Managing Director, Anu Carnegie-Brown, said she had learned a lot from conference presentations over the years. But the learning came from how she interpreted the presentation’s content rather than the content itself.
‘’The point of the presentations isn’t just to sit and take notes, it’s about hearing the ideas and exploring them in your own way. Adapting what you hear to suit your business model,’’ she said.
‘’Some translation industry speakers act as teachers; they share the factual details of what they have done themselves, or what has helped them, and they do it openly and generously. Others are more like motivational speakers.’’
Sometimes you learn the most useful information by chatting with your peers during breaks and at after-event social gatherings, according to Anu.
‘’Everyone shares more freely one-to-one, without the pressure of a large audience. It’s important to spend time with people; gain their trust and respect,’’ she said.
Although the social aspects of a conference are important, Anu stressed that a wise conference goer should never underestimate the value of the programme content.
‘’A committed professional will turn up at the early morning presentations regardless of how late they stayed up the night before,” she said.

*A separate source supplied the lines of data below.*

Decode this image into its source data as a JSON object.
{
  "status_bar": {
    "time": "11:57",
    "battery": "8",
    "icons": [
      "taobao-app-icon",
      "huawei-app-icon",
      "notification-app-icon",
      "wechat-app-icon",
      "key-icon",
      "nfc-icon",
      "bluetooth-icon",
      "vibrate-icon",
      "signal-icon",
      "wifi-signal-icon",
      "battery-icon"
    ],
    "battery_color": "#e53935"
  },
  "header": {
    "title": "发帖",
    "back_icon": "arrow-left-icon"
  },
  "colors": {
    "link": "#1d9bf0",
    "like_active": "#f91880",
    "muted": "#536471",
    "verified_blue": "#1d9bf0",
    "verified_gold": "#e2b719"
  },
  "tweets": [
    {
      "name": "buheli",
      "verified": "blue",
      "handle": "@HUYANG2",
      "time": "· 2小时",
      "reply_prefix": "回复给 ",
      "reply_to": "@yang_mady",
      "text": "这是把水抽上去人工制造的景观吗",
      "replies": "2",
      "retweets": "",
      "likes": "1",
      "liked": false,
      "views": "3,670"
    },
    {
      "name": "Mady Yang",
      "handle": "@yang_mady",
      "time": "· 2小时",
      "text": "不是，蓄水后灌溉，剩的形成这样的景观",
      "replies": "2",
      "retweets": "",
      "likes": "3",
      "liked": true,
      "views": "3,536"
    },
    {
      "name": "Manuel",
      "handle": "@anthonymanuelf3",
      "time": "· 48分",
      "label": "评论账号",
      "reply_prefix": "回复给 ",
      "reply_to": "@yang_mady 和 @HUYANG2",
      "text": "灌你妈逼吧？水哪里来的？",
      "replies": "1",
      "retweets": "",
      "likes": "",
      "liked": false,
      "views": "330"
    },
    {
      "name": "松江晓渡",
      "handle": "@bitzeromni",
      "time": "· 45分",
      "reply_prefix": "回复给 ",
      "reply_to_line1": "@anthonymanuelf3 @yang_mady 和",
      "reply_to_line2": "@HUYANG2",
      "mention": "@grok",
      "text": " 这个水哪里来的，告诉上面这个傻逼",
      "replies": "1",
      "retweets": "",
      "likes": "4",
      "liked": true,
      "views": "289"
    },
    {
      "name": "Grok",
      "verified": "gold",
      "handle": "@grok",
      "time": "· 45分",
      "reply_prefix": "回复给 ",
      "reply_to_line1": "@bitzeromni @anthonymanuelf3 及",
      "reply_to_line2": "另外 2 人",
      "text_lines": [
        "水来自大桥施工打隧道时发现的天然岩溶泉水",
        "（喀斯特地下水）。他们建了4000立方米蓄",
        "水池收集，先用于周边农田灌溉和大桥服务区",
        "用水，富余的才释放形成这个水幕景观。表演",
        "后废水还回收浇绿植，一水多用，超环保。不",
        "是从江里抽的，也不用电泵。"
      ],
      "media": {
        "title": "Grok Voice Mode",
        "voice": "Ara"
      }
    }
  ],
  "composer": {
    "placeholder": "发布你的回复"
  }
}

STP Client Services Manager, Maria Lindley, sees conferencing as an invaluable networking opportunity and has a few tips for doubtful conference goers.
‘’Go into a conference with a clear agenda. You are there to see what the industry is saying and doing, and the presentations are a great way of doing that. Identify the sessions you will get the most out of and attend them, and spend the rest of the time talking to people. These conversations hold great value and opportunities can arise when you least expect it – from a quick coffee, a dinner conversation, even a brief chat in the lunch queue,’’ she said.
Maria said it was important for conference attendees to use the opportunity to meet new people.
‘’Try to meet a few presenters or other industry figures you know are attending, and take the opportunity to catch up with any clients that may be there. Arrange some meetings in advance, but also make use of the informal setting a conference offers. And always attend the conference dinner,’’ she stressed.
Whether you see a conference as a waste of time, a necessary evil or a fantastic business opportunity depends entirely on how you approach the concept.
And with that said, we look forward to seeing you at the ATC conference in London in September, ELIA ND in Bucharest, Tekom in Stuttgart, LocWorld35 in Silicon Valley and the NTIF in Helsinki.
Photo: Conferences can provide a host of business opportunities if you approach them with an open mind.